Dans cette optique, le choix d’Eduardo Barreto aux dessins se justifie pleinement, lui dont le graphisme est plus solaire, plus héroïque et plus rétro (sans que cela ne soit péjoratif) que celui de Mike Mignola.
Le dessinateur comprend d’ailleurs parfaitement l’orientation du projet et pose l’ambiance dès sa superbe couverture qui rappellent celles des livres de Jules Verne tels que publiés par les éditions Hetzel.
Cet emploi des trames se retrouve d’ailleurs au travers de plusieurs cases au fur et à mesure du récit et concourt à ancrer l’histoire dans une version sublimée, romantique, quasi-hollywoodienne du 19ème siècle.

Cette impression est renforcée par la minutie accordée aux décors, aux détails ou aux toilettes des différents protagonistes.
Sous son crayon, Bruce Wayne est tout en virilité tranquille et apaisée tandis que Julie Madison, première petite amie de Wayne dans la continuité classique, transpire cette élégance et ce raffinement propres aux femmes de l’époque victorienne, ou tout du moins telles qu’on se les représentent dans l’imagination populaire.

Entre cette profusion, ce soin et le dynamisme de ses cases, Barreto donne un pur parfum steampunk à l’histoire, un peu comme si on avait retrouvé une bande-dessinée du début du 20ème siècle au fond d’un vieux grenier et qui possède le goût des grands strips d’aventure.
Ce sentiment est appuyé par la colorisation très solaire et chatoyante de Steve Oliff même si l’on doit bien avoué que, comme pour les premiers jeux vidéos en 3D, ses couleurs informatiques de première génération ont pris un petit (très petit) coup de vieux face à leur équivalent classique (oui, même celles d’Akira).

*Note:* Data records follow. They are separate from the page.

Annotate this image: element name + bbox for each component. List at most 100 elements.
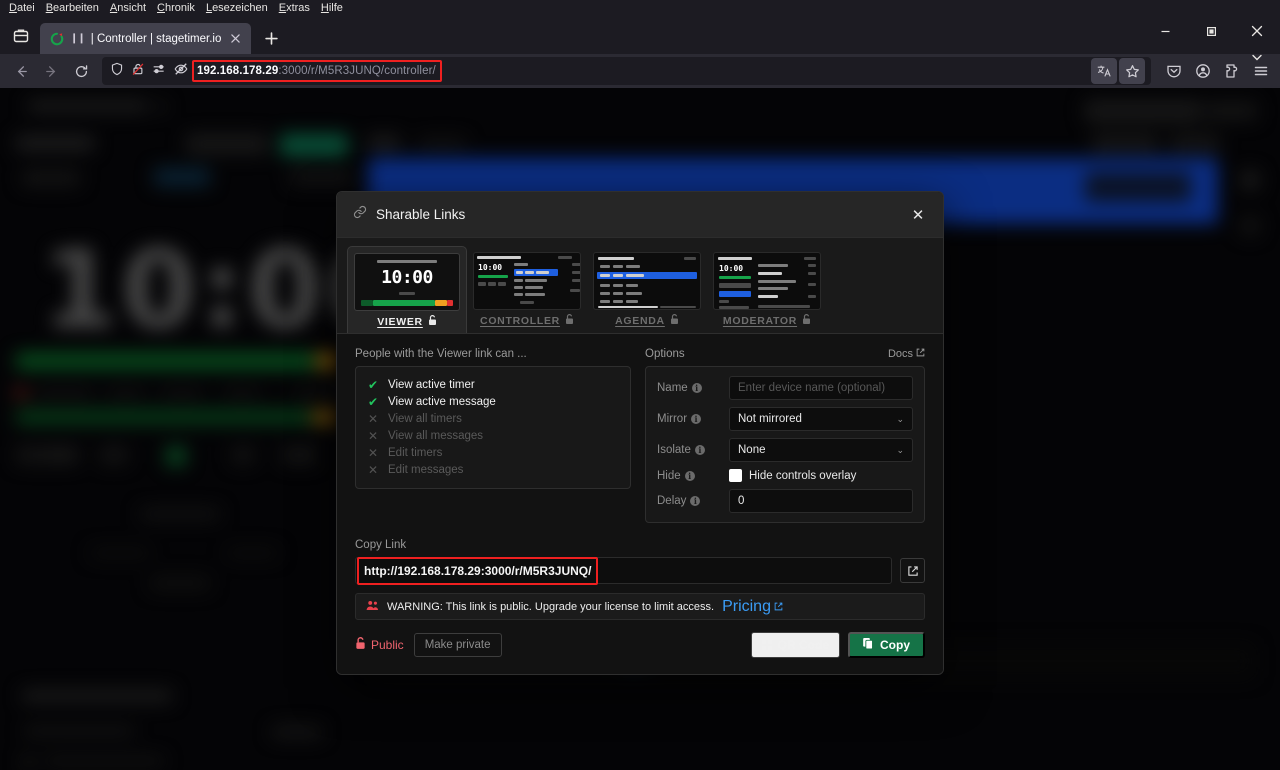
menu-lesezeichen[interactable]: Lesezeichen bbox=[201, 1, 274, 16]
options-heading: Options bbox=[645, 348, 685, 360]
device-name-input[interactable]: Enter device name (optional) bbox=[729, 376, 913, 400]
bookmark-star-icon[interactable] bbox=[1119, 58, 1145, 84]
moderator-preview-thumb: 10:00 bbox=[713, 252, 821, 310]
tab-list-chevron-icon[interactable] bbox=[1242, 46, 1272, 68]
info-icon[interactable]: i bbox=[690, 496, 700, 506]
options-panel: Name i Enter device name (optional) Mirr… bbox=[645, 366, 925, 523]
new-tab-button[interactable] bbox=[257, 24, 285, 52]
url-text-container[interactable]: 192.168.178.29:3000/r/M5R3JUNQ/controlle… bbox=[197, 65, 436, 77]
tab-moderator[interactable]: 10:00 M bbox=[707, 246, 827, 333]
dialog-footer: Public Make private QR Code Copy bbox=[337, 620, 943, 674]
unlock-icon bbox=[565, 314, 574, 328]
close-button[interactable] bbox=[1234, 16, 1280, 46]
public-link-warning: WARNING: This link is public. Upgrade yo… bbox=[355, 593, 925, 620]
permission-row: ✕ Edit messages bbox=[367, 462, 619, 478]
copy-link-input[interactable]: http://192.168.178.29:3000/r/M5R3JUNQ/ bbox=[355, 557, 892, 584]
tab-controller[interactable]: 10:00 bbox=[467, 246, 587, 333]
hide-controls-checkbox[interactable] bbox=[729, 469, 742, 482]
controller-preview-thumb: 10:00 bbox=[473, 252, 581, 310]
qr-code-icon bbox=[762, 640, 772, 650]
info-icon[interactable]: i bbox=[695, 445, 705, 455]
qr-code-button[interactable]: QR Code bbox=[751, 632, 840, 658]
annotation-box-copy-link bbox=[357, 557, 598, 585]
pricing-link[interactable]: Pricing bbox=[722, 598, 783, 616]
permissions-section: People with the Viewer link can ... ✔ Vi… bbox=[355, 348, 631, 523]
agenda-preview-thumb bbox=[593, 252, 701, 310]
dialog-body: People with the Viewer link can ... ✔ Vi… bbox=[337, 334, 943, 523]
tab-viewer-label: VIEWER bbox=[377, 315, 437, 329]
tab-agenda[interactable]: AGENDA bbox=[587, 246, 707, 333]
cross-icon: ✕ bbox=[367, 464, 379, 476]
reload-icon[interactable] bbox=[66, 57, 96, 85]
option-mirror-label: Mirror i bbox=[657, 413, 721, 425]
navigation-toolbar: 192.168.178.29:3000/r/M5R3JUNQ/controlle… bbox=[0, 54, 1280, 88]
mirror-select[interactable]: Not mirrored ⌄ bbox=[729, 407, 913, 431]
dialog-header: Sharable Links ✕ bbox=[337, 192, 943, 238]
info-icon[interactable]: i bbox=[685, 471, 695, 481]
external-link-icon bbox=[916, 348, 925, 360]
permissions-icon[interactable] bbox=[152, 62, 167, 81]
permission-row: ✕ Edit timers bbox=[367, 445, 619, 461]
option-name-label: Name i bbox=[657, 382, 721, 394]
menu-bar: Datei Bearbeiten Ansicht Chronik Lesezei… bbox=[0, 0, 1280, 16]
menu-ansicht[interactable]: Ansicht bbox=[105, 1, 152, 16]
translate-icon[interactable] bbox=[1091, 58, 1117, 84]
url-bar[interactable]: 192.168.178.29:3000/r/M5R3JUNQ/controlle… bbox=[102, 57, 1151, 85]
unlock-icon bbox=[428, 315, 437, 329]
unlock-icon bbox=[802, 314, 811, 328]
menu-datei[interactable]: Datei bbox=[4, 1, 41, 16]
menu-chronik[interactable]: Chronik bbox=[152, 1, 201, 16]
firefox-view-icon[interactable] bbox=[6, 21, 36, 51]
permission-row: ✔ View active timer bbox=[367, 377, 619, 393]
option-isolate-row: Isolate i None ⌄ bbox=[657, 438, 913, 462]
shield-icon[interactable] bbox=[110, 62, 124, 81]
pocket-icon[interactable] bbox=[1161, 58, 1187, 84]
broken-lock-icon[interactable] bbox=[131, 62, 145, 81]
tab-controller-label: CONTROLLER bbox=[480, 314, 574, 328]
viewer-thumb-time: 10:00 bbox=[355, 267, 459, 288]
options-section: Options Docs bbox=[645, 348, 925, 523]
link-type-tabs: 10:00 VIEWER bbox=[337, 238, 943, 334]
tab-favicon bbox=[50, 32, 64, 46]
tab-close-icon[interactable] bbox=[227, 31, 243, 47]
option-name-row: Name i Enter device name (optional) bbox=[657, 376, 913, 400]
isolate-select[interactable]: None ⌄ bbox=[729, 438, 913, 462]
warning-text: WARNING: This link is public. Upgrade yo… bbox=[387, 601, 714, 613]
cross-icon: ✕ bbox=[367, 447, 379, 459]
menu-extras[interactable]: Extras bbox=[274, 1, 316, 16]
account-icon[interactable] bbox=[1190, 58, 1216, 84]
info-icon[interactable]: i bbox=[692, 383, 702, 393]
tab-audio-indicator[interactable]: ❙❙ bbox=[70, 33, 85, 44]
unlock-icon bbox=[355, 637, 366, 653]
tab-strip: ❙❙ | Controller | stagetimer.io bbox=[0, 16, 1280, 54]
dialog-title: Sharable Links bbox=[376, 207, 465, 222]
url-host: 192.168.178.29 bbox=[197, 65, 278, 77]
make-private-button[interactable]: Make private bbox=[414, 633, 502, 657]
copy-link-heading: Copy Link bbox=[355, 539, 925, 551]
docs-link[interactable]: Docs bbox=[888, 348, 925, 360]
cross-icon: ✕ bbox=[367, 430, 379, 442]
copy-button[interactable]: Copy bbox=[848, 632, 925, 658]
menu-hilfe[interactable]: Hilfe bbox=[316, 1, 349, 16]
menu-bearbeiten[interactable]: Bearbeiten bbox=[41, 1, 105, 16]
delay-input[interactable]: 0 bbox=[729, 489, 913, 513]
close-icon[interactable]: ✕ bbox=[907, 204, 929, 226]
info-icon[interactable]: i bbox=[691, 414, 701, 424]
forward-arrow-icon[interactable] bbox=[36, 57, 66, 85]
controller-thumb-time: 10:00 bbox=[478, 263, 502, 272]
permission-row: ✔ View active message bbox=[367, 394, 619, 410]
tracking-protection-off-icon[interactable] bbox=[174, 62, 188, 81]
tab-moderator-label: MODERATOR bbox=[723, 314, 811, 328]
maximize-button[interactable] bbox=[1188, 16, 1234, 46]
tab-viewer[interactable]: 10:00 VIEWER bbox=[347, 246, 467, 333]
back-arrow-icon[interactable] bbox=[6, 57, 36, 85]
people-icon bbox=[366, 598, 379, 616]
chevron-down-icon: ⌄ bbox=[896, 414, 904, 425]
browser-tab[interactable]: ❙❙ | Controller | stagetimer.io bbox=[40, 23, 251, 54]
check-icon: ✔ bbox=[367, 379, 379, 391]
url-path: :3000/r/M5R3JUNQ/controller/ bbox=[278, 65, 435, 77]
minimize-button[interactable] bbox=[1142, 16, 1188, 46]
open-link-button[interactable] bbox=[900, 558, 925, 583]
chevron-down-icon: ⌄ bbox=[896, 445, 904, 456]
status-badge-public: Public bbox=[355, 637, 404, 653]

Au final, pour peu que l’on accepte le fait que nous ne sommes pas dans les ambiances gothiques chères à Mignola et si l’on aime l’aventure dans ce qu’elle a de plus classique, on se trouve face à une histoire extrêmement bien troussée et servie par une équipe qui met du cœur à l’ouvrage.
Même si les ventes n’atteignirent pas les mêmes hauteurs que Gotham by Gaslight (200 000 exemplaires « seulement »), ce Master of the Future constitue un pendant et un contrepied très agréable et disponible en complément des volumes Panini et Urban de GbG.